しかし、会合の6日後にはパブリックコメントが開始された上、寄せられた702件の中には危惧もあったものの、一切反映されませんでした。
公正な行政であるべき
資本金の額と経営実態の有無は別問題です。入管庁は「経済社会の活性化やイノベーションへの貢献を期待する在留資格だ」と弁明しますが、従来の要件のもとで地域に根ざしてきた人々は、地域経済へ貢献してきました。
資料2のように在留資格「経営・管理」を持つ方のうち、新基準となる「資本金3,000万円」をクリアできるのはわずか4%です。
しかも、資料3の通り、該当する方々の半数以上は日本での在留期間が6年を超えています。
排外主義的な思惑に沿って行われた不合理な省令改正であって、行政の公正さに反します。

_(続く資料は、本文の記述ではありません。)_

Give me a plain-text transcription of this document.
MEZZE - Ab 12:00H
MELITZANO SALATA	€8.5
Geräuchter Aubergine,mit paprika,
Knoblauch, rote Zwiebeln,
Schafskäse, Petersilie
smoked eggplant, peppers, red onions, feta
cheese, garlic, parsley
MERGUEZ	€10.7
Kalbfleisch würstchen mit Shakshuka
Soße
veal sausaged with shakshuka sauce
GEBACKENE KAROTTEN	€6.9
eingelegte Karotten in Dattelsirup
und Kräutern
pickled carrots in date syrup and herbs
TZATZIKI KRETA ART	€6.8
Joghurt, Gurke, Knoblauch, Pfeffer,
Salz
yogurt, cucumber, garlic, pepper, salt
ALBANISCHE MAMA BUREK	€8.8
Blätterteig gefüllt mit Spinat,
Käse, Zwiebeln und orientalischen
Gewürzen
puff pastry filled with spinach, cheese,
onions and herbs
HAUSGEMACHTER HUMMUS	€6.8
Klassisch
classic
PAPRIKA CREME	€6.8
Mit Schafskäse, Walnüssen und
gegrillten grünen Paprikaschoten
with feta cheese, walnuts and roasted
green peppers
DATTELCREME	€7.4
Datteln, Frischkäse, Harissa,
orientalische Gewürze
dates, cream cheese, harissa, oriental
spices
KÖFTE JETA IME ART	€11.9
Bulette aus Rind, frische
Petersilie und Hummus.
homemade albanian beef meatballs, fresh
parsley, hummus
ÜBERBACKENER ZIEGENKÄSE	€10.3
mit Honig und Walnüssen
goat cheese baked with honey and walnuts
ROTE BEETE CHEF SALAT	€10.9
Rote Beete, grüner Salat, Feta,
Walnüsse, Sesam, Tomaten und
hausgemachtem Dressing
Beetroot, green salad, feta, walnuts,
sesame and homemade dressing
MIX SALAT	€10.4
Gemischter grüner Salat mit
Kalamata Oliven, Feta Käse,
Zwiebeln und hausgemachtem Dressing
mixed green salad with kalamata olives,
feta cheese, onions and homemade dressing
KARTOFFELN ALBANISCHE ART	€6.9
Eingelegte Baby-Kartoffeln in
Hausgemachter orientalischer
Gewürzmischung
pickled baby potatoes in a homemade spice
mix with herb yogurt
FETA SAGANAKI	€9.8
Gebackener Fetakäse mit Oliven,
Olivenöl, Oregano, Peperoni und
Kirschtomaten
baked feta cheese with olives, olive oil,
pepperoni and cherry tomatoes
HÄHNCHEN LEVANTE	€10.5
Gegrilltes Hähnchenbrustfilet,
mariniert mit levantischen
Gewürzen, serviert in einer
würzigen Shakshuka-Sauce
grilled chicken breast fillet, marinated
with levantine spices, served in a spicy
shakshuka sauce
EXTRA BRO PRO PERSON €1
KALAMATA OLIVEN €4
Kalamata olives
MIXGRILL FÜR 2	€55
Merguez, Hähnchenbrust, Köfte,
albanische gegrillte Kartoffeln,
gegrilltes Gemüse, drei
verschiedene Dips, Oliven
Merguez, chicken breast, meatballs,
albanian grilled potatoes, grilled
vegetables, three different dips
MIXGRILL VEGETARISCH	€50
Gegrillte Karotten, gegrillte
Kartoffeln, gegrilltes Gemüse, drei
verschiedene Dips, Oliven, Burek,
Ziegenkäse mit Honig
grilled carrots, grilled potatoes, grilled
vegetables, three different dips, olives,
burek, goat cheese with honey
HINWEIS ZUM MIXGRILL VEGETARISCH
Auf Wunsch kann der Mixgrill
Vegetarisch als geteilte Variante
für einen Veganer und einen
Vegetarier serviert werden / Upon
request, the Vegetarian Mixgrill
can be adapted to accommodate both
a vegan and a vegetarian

省令改正に反対するオンライン署名「#推しエスニックといつまでも」には67,000筆以上の賛同が集まっており励まされます。
多様性が尊重される社会を目指して頑張ります。
以上の報告のあとは質問をお受けしました。20部用意した資料がなくなりコピーしていただくほどでした。
プレゼンの後の質疑も活発でした。
日本が多文化共生ではなく排外主義的な方向に進んでしまうのではないか。危惧をひしひしと感じました。
日本が「選ばれない」国になりはてては、国益にも反します。
引き続き、誰もが尊重される、共生社会を目指して頑張ります。